Hayden thinks Trump’s sanitizing and embrace of extremist positions could trickle down to the MAGA rank and file who attend the protests and find themselves making common cause with kinds of people the Republican party’s elite once worked to shun.
In addition to groups like the Proud Boys and militias, Nick Fuentes, a white supremacist social media figure, is supposed to attend alongside a gang of fervent followers. Fuentes has followed the playbook of prominent racists, like David Duke, of trying to publicly shrug off accusations of being a white supremacist while doubling down on disseminating antisemitism and white superiority myths to his followers.

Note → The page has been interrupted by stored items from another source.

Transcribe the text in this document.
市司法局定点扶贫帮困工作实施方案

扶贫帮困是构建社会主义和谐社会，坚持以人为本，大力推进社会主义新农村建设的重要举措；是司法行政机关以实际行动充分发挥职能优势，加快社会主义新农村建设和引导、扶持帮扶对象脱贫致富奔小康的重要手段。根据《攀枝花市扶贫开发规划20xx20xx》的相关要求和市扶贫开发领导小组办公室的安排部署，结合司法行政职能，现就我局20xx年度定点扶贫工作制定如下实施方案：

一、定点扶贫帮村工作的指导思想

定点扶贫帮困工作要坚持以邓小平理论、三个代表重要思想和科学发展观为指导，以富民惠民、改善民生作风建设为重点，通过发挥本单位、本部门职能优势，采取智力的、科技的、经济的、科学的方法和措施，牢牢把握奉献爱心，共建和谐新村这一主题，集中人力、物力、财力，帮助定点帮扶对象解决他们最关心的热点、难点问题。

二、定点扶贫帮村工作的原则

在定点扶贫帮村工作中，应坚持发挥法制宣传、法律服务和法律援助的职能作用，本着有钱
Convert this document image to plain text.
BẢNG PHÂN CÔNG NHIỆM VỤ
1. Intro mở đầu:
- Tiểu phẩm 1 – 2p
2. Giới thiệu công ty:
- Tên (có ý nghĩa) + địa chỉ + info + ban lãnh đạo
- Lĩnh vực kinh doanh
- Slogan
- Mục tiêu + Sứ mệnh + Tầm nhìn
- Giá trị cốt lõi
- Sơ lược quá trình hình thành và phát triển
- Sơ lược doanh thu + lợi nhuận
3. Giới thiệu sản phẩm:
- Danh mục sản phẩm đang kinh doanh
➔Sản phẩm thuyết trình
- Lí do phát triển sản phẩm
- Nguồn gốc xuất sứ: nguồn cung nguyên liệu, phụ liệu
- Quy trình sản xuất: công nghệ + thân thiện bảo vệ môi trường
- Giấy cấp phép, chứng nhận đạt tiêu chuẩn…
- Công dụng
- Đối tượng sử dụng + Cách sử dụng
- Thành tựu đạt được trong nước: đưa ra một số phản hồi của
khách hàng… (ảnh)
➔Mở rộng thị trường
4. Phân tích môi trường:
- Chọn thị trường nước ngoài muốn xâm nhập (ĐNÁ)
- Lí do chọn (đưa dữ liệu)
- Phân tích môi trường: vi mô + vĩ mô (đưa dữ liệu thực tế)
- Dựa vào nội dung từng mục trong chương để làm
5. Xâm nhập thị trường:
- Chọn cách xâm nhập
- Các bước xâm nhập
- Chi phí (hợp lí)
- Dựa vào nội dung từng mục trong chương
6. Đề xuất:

And like Duke, his charisma and wit, relative to more inept and less skillful influencers, has helped him recruit and radicalize a solidly growing base of young, mostly white, men.
The type of person ripe to be won over by Fuentes and others like him won’t be in short supply on Wednesday. Even if no violence breaks out, Hayden worries the protests will be an inflection point of radicalization for Trump’s followers.
“This feels like a moment where they are opening the floodgates to far-right extremists,” he says.